Le changement de ton dans les reportages, passant de la description par le gouvernement des manifestations comme des « marches de haine antisémites » à une apparente objectivité, a également amené la police métropolitaine à revenir sur ses promesses de mettre en œuvre une répression. Seules quatre personnes ont été arrêtées samedi, malgré la déclaration du sous-commissaire Andy Valentine qui a déclaré 48 heures avant l'événement qu'une « action rapide et décisive » suivrait toute activité jugée criminelle par la police.

Une opportunité d’arrestations massives a été fournie par une provocation organisée par une centaine de sionistes agitant des drapeaux israéliens lors d’une « contre-manifestation » alors que la marche principale touchait à sa fin à Aldwych.

La police fait barrage à la contre-manifestation sioniste, le 30 mars 2024.

Le rassemblement sioniste, protégé par des rangs de policiers, n'a pas atteint son objectif de déclencher une violence qui aurait pu être utilisée par le gouvernement et la police pour justifier la répression des manifestations contre la guerre. Sur les réseaux sociaux, des images montraient divers sionistes en train de réprimander la police pour son inaction.

Comme déjà indiqué, la tribune lors de l'événement de cette semaine était dominée par des personnalités de la « gauche » pro Corbyn ; Corbyn lui-même, Abbott, Zarah Sultana et Richard Burgon, président du Socialist Campaign Group.

Tous ont continué à promouvoir la fiction selon laquelle Israël pourrait être contraint de mettre un terme à ses massacres en suppliant les députés parlementaires britanniques à exiger un cessez-le-feu. Il ne manquait que d’exercer davantage de pression et protestations auprès du Parti travailliste pro-guerre.
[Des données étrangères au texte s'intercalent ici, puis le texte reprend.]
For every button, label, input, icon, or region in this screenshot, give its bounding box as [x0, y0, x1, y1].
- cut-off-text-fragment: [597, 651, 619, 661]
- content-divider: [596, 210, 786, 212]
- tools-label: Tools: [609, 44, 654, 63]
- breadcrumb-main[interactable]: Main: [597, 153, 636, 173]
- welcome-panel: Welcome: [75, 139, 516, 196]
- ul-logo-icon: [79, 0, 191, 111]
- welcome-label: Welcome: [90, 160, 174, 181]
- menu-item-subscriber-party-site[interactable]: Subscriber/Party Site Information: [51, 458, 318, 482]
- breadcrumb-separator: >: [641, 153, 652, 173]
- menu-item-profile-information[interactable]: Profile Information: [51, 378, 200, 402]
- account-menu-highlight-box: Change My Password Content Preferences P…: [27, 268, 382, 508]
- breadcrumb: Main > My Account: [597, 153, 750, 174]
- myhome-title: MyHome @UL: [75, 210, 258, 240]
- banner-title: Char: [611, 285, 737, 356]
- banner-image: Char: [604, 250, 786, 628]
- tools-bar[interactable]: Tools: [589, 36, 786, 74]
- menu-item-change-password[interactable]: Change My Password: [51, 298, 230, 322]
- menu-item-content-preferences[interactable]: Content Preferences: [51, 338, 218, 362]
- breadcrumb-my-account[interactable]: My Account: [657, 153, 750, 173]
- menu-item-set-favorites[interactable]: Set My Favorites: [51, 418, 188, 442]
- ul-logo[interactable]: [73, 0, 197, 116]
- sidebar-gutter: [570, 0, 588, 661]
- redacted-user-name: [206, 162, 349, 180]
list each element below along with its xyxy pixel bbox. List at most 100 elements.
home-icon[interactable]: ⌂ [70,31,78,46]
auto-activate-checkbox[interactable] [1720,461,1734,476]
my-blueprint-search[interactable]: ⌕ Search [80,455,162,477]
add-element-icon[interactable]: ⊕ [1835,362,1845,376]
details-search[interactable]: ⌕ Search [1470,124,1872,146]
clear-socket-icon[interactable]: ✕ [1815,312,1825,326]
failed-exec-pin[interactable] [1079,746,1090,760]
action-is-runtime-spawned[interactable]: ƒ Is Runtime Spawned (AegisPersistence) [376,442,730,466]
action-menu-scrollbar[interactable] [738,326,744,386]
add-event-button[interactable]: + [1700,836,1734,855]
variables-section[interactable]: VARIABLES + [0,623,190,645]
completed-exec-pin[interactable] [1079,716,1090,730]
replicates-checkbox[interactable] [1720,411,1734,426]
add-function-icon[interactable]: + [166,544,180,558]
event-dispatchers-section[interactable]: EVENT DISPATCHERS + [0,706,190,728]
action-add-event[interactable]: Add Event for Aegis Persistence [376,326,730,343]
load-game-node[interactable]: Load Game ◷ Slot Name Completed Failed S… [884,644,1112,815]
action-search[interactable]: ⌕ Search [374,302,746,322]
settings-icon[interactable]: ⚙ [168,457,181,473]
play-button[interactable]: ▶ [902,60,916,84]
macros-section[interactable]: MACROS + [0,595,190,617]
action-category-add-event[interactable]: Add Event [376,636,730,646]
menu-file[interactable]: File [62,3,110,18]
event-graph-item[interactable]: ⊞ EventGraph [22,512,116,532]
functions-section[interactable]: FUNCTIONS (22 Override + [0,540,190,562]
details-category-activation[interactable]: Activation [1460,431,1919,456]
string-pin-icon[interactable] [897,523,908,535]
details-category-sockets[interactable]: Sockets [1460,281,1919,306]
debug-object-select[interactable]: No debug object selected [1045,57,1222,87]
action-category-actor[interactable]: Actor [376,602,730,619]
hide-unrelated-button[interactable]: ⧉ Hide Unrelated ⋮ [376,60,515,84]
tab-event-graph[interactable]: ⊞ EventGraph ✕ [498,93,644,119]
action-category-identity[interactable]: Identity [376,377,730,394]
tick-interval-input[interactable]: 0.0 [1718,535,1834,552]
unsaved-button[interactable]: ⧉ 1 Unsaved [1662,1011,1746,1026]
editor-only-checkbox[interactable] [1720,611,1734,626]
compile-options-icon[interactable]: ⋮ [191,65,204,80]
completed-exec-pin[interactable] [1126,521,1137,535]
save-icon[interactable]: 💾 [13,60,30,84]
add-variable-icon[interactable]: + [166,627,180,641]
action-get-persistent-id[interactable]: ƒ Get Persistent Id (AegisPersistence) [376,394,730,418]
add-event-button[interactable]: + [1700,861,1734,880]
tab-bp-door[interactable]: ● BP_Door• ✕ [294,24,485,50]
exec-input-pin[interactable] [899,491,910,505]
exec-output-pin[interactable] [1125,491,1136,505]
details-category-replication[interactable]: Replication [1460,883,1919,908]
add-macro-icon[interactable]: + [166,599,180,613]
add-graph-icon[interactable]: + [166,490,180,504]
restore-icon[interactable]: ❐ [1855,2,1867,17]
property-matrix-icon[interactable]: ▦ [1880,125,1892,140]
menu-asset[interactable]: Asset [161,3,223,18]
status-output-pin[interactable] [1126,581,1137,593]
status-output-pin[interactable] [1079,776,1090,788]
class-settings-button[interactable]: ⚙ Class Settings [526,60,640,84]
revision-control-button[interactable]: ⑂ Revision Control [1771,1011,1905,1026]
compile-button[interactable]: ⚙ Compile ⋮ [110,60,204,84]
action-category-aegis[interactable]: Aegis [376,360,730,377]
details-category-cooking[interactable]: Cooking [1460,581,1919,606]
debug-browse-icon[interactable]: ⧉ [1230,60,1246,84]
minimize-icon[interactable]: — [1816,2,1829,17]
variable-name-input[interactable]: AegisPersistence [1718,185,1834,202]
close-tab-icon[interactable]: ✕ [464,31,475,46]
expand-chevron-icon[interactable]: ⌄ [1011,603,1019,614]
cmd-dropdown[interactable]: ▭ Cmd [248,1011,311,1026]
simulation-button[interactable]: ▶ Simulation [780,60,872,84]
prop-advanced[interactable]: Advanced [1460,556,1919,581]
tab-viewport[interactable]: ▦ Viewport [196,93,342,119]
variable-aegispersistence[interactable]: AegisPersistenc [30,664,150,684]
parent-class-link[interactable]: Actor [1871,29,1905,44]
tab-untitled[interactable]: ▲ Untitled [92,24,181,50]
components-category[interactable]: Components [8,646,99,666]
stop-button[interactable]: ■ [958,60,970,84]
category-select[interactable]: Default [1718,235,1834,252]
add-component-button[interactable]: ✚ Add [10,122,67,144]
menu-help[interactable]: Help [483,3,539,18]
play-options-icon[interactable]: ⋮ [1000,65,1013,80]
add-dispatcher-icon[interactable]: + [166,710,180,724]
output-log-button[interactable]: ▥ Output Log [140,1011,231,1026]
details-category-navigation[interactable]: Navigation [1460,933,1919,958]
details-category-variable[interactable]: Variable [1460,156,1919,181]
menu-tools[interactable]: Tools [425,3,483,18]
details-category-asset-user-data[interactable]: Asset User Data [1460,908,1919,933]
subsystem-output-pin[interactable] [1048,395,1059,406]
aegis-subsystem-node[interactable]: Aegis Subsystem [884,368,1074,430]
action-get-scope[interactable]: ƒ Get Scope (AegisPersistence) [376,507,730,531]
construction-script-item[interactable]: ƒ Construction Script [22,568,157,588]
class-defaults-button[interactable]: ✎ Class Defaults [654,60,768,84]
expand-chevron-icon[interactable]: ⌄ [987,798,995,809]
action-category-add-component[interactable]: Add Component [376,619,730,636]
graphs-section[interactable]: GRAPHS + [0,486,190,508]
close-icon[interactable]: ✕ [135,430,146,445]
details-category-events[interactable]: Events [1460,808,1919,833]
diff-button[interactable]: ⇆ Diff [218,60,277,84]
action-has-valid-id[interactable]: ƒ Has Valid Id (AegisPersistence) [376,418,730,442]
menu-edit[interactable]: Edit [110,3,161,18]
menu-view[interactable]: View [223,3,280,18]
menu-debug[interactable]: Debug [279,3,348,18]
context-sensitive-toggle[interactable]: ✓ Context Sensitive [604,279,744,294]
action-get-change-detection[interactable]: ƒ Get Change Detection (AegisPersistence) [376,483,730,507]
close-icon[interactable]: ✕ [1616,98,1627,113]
Pour souligner le caractère servile d’une telle « opposition », la banderole indiquant « Pas de cessez-le-feu, pas de vote » – promouvant des manifestations lors des prochaines élections générales contre le Parti travailliste et qui a été la pièce maîtresse de toutes les manifestations récentes – n’était visible nulle part samedi.

Résumant la perspective en faillite de la Coalition Stop the War, Chris Nineham , leader de la tendance de pseudo-gauche Counterfire, a déclaré lors du rassemblement : « Nous allons de l'avant, nous avons défié les interdictions, nous nous sommes débarrassés d'une ministre de l’Intérieur [Suella Braverman], nous avons créé une crise au sein du Parti travailliste , et même si la résolution de l'ONU de la semaine dernière était bien trop peu et trop tard, elle est le signe qu'à l'échelle mondiale, Israël est isolé. »

Chris Nineham s'exprimant lors du rassemblement à Trafalgar Square, le 30 mars 2024

Il faut tirer les conclusions inverses. Les États-Unis et les autres puissances impérialistes continuent de marcher aux côtés d’Israël : les seuls désaccords tactiques qui sont exprimés sont sur la manière d’écraser les Palestiniens sans attiser une opposition mondiale encore plus grande à leurs crimes.

Mettre fin au génocide à Gaza n’exige pas de faire appel à Starmer et à son parti de criminels alliés au gouvernement Sunak, à l’administration Biden et à Netanyahou. La solution est de construire un mouvement anti-guerre international de masse de la classe ouvrière pour contrecarrer leur conspiration meurtrière par des blocus, des grèves et une lutte politique de masse pour le socialisme.